Contra Scott on Lynn’s National IQ Estimates
I'm Still Worried and I Haven't Learnt to Love Lynn's National IQ Estimates.
It is very odd of Scott to discuss Richard Lynn's IQ Estimates without talking about, you know, Richard Lynn's IQ estimates and where they come from. This is why he misses a simple but major factor as to why people disregard Lynn's estimates: They’re bad.
Richard Lynn’s Estimates
Let’s talk about the most famous Lynn estimate: the one cited in The Bell Curve.
The estimate of African IQ given in The Bell Curve is 75. Where did Lynn get this number? Well, he averaged 11 random studies from 6 African countries, most of which were not meant to be IQ tests.
Here’s a taste of what is contained in these studies (this section is blatantly plaigarized from Shaun):
A 1969 Nigerian study of 86 Male factory workers, which doesn’t actually measure IQ or give any estimate. However, Lynn cites an IQ number of “86” from that study. This is presumably a rookie mistake in which the number of participants was mistaken for an IQ score.
A 1974 Zambian study of 152 copper miners which neither measures nor reports an IQ score. Lynn doesn’t explain how he calculated an IQ score of 75 from it.
A 1989 South African study of 1093 16-year-olds designed to test the ‘fairness’ of a Junior Aptitude Test that was in use throughout the country at the time despite being standardized only on white students (apartheid tingz). The designers of the study had to disregard some of the data from black schools because the kids did not understand English (the language the test was administered in) among other kinds of sociocultural biases.
The second Lynn estimate, the one referred to in the linked Aporia Magazine article, gives an estimated score of 68. I agree with Witcherts et all that “[Lynn’s] estimate of average IQ among Africans is primarily based on convenience samples, and not on samples carefully selected to be representative of a given, targeted, population. Unfortunately, in many developing countries, such representative samples are lacking”. Their analysis leads them to conclude that Africans have an average IQ of 80.

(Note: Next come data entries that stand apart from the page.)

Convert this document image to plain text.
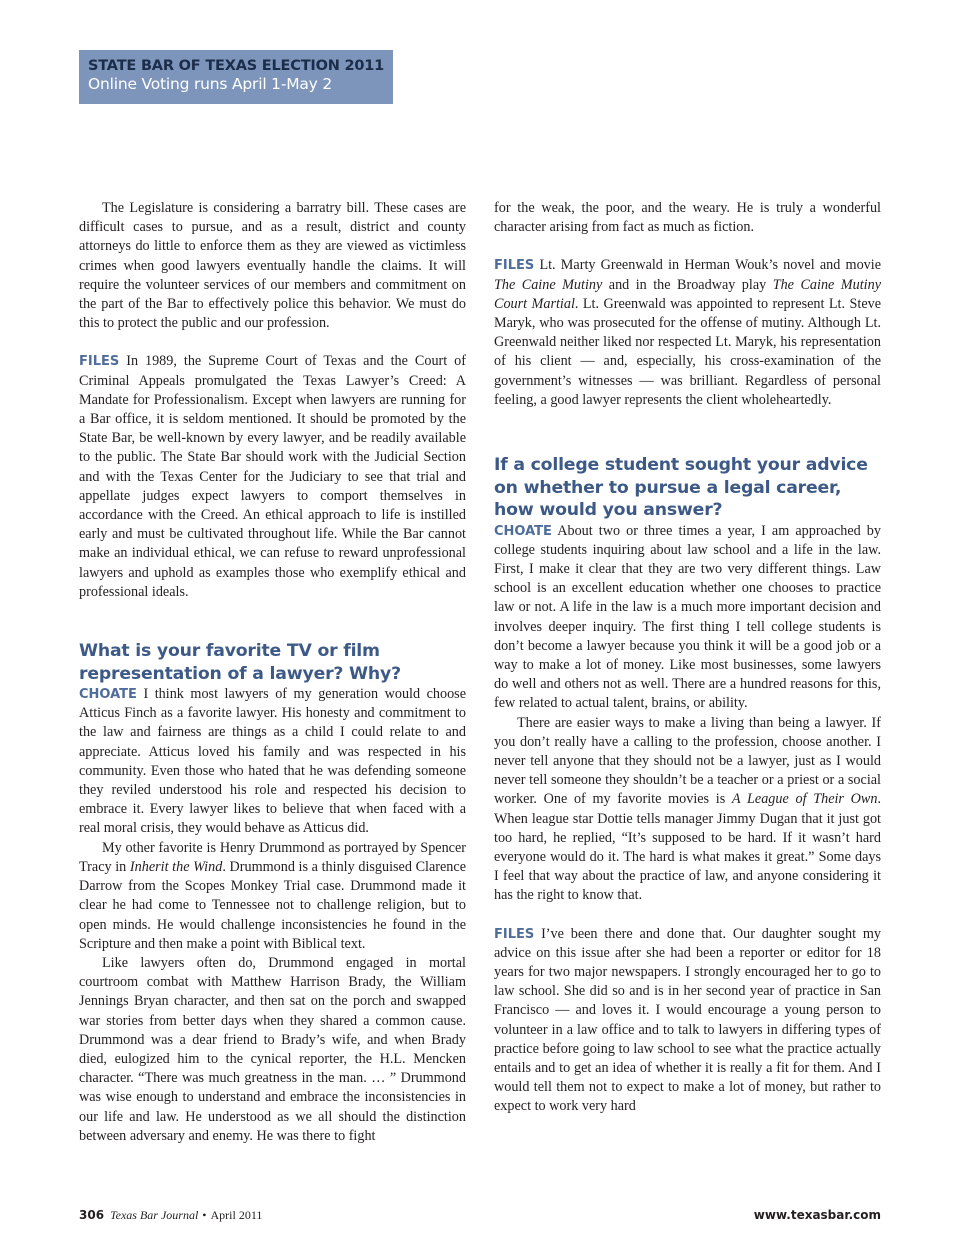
STATE BAR OF TEXAS ELECTION 2011
Online Voting runs April 1-May 2

The Legislature is considering a barratry bill. These cases are difficult cases to pursue, and as a result, district and county attorneys do little to enforce them as they are viewed as victimless crimes when good lawyers eventually handle the claims. It will require the volunteer services of our members and commitment on the part of the Bar to effectively police this behavior. We must do this to protect the public and our profession.

FILES In 1989, the Supreme Court of Texas and the Court of Criminal Appeals promulgated the Texas Lawyer’s Creed: A Mandate for Professionalism. Except when lawyers are running for a Bar office, it is seldom mentioned. It should be promoted by the State Bar, be well-known by every lawyer, and be readily available to the public. The State Bar should work with the Judicial Section and with the Texas Center for the Judiciary to see that trial and appellate judges expect lawyers to comport themselves in accordance with the Creed. An ethical approach to life is instilled early and must be cultivated throughout life. While the Bar cannot make an individual ethical, we can refuse to reward unprofessional lawyers and uphold as examples those who exemplify ethical and professional ideals.

What is your favorite TV or film representation of a lawyer? Why?

CHOATE I think most lawyers of my generation would choose Atticus Finch as a favorite lawyer. His honesty and commitment to the law and fairness are things as a child I could relate to and appreciate. Atticus loved his family and was respected in his community. Even those who hated that he was defending someone they reviled understood his role and respected his decision to embrace it. Every lawyer likes to believe that when faced with a real moral crisis, they would behave as Atticus did.

My other favorite is Henry Drummond as portrayed by Spencer Tracy in Inherit the Wind. Drummond is a thinly disguised Clarence Darrow from the Scopes Monkey Trial case. Drummond made it clear he had come to Tennessee not to challenge religion, but to open minds. He would challenge inconsistencies he found in the Scripture and then make a point with Biblical text.

Like lawyers often do, Drummond engaged in mortal courtroom combat with Matthew Harrison Brady, the William Jennings Bryan character, and then sat on the porch and swapped war stories from better days when they shared a common cause. Drummond was a dear friend to Brady’s wife, and when Brady died, eulogized him to the cynical reporter, the H.L. Mencken character. “There was much greatness in the man. … ” Drummond was wise enough to understand and embrace the inconsistencies in our life and law. He understood as we all should the distinction between adversary and enemy. He was there to fight

for the weak, the poor, and the weary. He is truly a wonderful character arising from fact as much as fiction.

FILES Lt. Marty Greenwald in Herman Wouk’s novel and movie The Caine Mutiny and in the Broadway play The Caine Mutiny Court Martial. Lt. Greenwald was appointed to represent Lt. Steve Maryk, who was prosecuted for the offense of mutiny. Although Lt. Greenwald neither liked nor respected Lt. Maryk, his representation of his client — and, especially, his cross-examination of the government’s witnesses — was brilliant. Regardless of personal feeling, a good lawyer represents the client wholeheartedly.

If a college student sought your advice on whether to pursue a legal career, how would you answer?

CHOATE About two or three times a year, I am approached by college students inquiring about law school and a life in the law. First, I make it clear that they are two very different things. Law school is an excellent education whether one chooses to practice law or not. A life in the law is a much more important decision and involves deeper inquiry. The first thing I tell college students is don’t become a lawyer because you think it will be a good job or a way to make a lot of money. Like most businesses, some lawyers do well and others not as well. There are a hundred reasons for this, few related to actual talent, brains, or ability.

There are easier ways to make a living than being a lawyer. If you don’t really have a calling to the profession, choose another. I never tell anyone that they should not be a lawyer, just as I would never tell someone they shouldn’t be a teacher or a priest or a social worker. One of my favorite movies is A League of Their Own. When league star Dottie tells manager Jimmy Dugan that it just got too hard, he replied, “It’s supposed to be hard. If it wasn’t hard everyone would do it. The hard is what makes it great.” Some days I feel that way about the practice of law, and anyone considering it has the right to know that.

FILES I’ve been there and done that. Our daughter sought my advice on this issue after she had been a reporter or editor for 18 years for two major newspapers. I strongly encouraged her to go to law school. She did so and is in her second year of practice in San Francisco — and loves it. I would encourage a young person to volunteer in a law office and to talk to lawyers in differing types of practice before going to law school to see what the practice actually entails and to get an idea of whether it is really a fit for them. And I would tell them not to expect to make a lot of money, but rather to expect to work very hard

306 Texas Bar Journal • April 2011	www.texasbar.com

As the Aporia article notes, much of the debate concerns the representativeness of samples and if we go down this line of argument, we’ll be stuck in a never-ending cycle of claiming that the one I disagree with is “debunked and well-refuted”. So I will talk about the one thing that both sides agree on: we do not have good studies/ representative samples for African IQ as compared to literally every other continent, which leads me to my next question -
Why??
Scott states that:
Nobody does high-quality IQ tests on the entire population of Malawi; to get his numbers, Lynn would often find some IQ-ish test given to some unrepresentative sample of some group related to Malawians and try his best to extrapolate from there.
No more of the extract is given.